L’altra novità sulla bocca di tutti è Bridges a Chinatown, più precisamente al 9 di Chatman Square. Con i suoi divanetti neri, il tovagliato bianco, il legno scuro e le pareti “greige”, ha un mood un po’ anni Novanta che piace molto all’high society di Downtown che lo popola ogni sera. La cucina, guidata da Sam Lawrence (già chef del celebre Estela), è all’insegna di un’opulenza discreta – l’equivalente di un cappotto di vigogna, per intenderci – e di un certo rigore estetico. I piatti hanno echi europei, ma sono ispirati anche alle tradizioni culinarie del quartiere. Ecco allora la Crema di ricci di mare con gamberi, la torta Comté con tartufi del Perigord, i Dumpling di anguilla affumicata con rafano, il Rombo con vongole e Pernod e l’Anatra arrosto con foglia di broccoli e peperoncino. Non è facile trovare un tavolo, ma la zona bar – con una fila di sgabelli al bancone e un’atmosfera decisamente più informale – è dedicata ai walk-in e dunque offre qualche chance in più.

Sosta a NoMad

Per il terzo e ultimo suggerimento ci spostiamo a NoMad (che sta per North of Madison Square Park), il quartiere dove si trovano molti degli alberghi più chic di Manhattan. Tra questi c’è The Fifth Avenue Hotel, nuova (ha aperto poco più di un anno fa) e sofisticata residenza dallo stile eclettico e dalla palette singolare, che custodisce al suo interno il Café Carmellini, primo progetto che porta il nome del prolifico chef Andrew Carmellini – lo stesso di The Dutch e Locanda Verde, tra gli altri locali.

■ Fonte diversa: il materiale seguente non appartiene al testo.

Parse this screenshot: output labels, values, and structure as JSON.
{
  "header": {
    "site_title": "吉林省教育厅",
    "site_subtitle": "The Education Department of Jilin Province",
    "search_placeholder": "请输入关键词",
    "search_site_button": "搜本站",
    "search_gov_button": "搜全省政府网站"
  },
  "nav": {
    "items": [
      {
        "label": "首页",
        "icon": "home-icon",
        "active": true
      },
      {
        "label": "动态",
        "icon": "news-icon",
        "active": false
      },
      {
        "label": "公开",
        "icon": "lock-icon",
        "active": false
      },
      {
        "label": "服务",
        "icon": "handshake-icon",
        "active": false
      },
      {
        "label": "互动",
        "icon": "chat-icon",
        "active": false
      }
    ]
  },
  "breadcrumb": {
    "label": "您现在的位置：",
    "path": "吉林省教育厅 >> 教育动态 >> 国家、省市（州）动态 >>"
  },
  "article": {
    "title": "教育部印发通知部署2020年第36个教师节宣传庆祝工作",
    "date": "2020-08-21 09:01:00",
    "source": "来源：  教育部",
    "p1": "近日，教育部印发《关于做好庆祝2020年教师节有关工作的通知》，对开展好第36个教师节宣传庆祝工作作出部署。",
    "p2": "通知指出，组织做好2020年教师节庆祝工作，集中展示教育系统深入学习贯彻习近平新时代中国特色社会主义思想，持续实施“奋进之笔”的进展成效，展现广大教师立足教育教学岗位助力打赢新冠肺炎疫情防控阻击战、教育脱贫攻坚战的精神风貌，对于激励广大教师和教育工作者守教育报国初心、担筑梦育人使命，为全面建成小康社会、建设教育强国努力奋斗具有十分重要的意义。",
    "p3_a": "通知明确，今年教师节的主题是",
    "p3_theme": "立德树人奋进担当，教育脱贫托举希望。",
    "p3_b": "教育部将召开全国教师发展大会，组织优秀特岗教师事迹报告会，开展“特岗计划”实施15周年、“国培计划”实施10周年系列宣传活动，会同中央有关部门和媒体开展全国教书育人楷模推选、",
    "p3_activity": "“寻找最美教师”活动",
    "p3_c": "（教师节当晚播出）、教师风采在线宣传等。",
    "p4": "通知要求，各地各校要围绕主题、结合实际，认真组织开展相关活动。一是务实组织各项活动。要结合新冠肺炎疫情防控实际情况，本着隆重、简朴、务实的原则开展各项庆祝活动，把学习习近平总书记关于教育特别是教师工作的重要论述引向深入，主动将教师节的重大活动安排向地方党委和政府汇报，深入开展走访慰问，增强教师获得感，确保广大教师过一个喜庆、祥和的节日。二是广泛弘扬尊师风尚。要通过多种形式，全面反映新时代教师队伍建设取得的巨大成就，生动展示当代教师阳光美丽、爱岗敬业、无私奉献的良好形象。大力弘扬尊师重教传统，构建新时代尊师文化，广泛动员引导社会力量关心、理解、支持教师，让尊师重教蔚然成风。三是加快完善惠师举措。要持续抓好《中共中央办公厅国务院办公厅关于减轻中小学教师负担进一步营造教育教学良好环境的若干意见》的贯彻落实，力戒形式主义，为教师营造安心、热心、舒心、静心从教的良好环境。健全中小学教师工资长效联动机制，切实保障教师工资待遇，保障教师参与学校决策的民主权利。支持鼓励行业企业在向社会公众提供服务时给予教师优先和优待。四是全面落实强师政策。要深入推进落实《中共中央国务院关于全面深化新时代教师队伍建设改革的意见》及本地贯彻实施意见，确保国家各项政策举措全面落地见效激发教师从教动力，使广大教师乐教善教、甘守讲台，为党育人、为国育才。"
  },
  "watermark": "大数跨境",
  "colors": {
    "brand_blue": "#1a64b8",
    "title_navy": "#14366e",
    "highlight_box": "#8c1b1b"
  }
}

Non è un caso che da questa cucina a vista escano proposte dal tocco più nostalgico e personale, che si rifanno alle radici italiane e alle esperienze passate dello chef. Da non perdere la Quaglia e mandarino, i Tortelli di anatra, il Black bass in brodetto di mare e il Piccione en croute. Tra divanetti in velluto blu zaffiro, poltroncine di pelle color mostarda, specchi Art Déco, scenografici lampadari e due grandi alberi, gli interni celebrano lo splendore della Gilded Age. Scegliete un tavolo al secondo piano per avere una visuale privilegiata sulla sala: vi sembrerà di stare all’opera, ma senza bisogno del binocolo.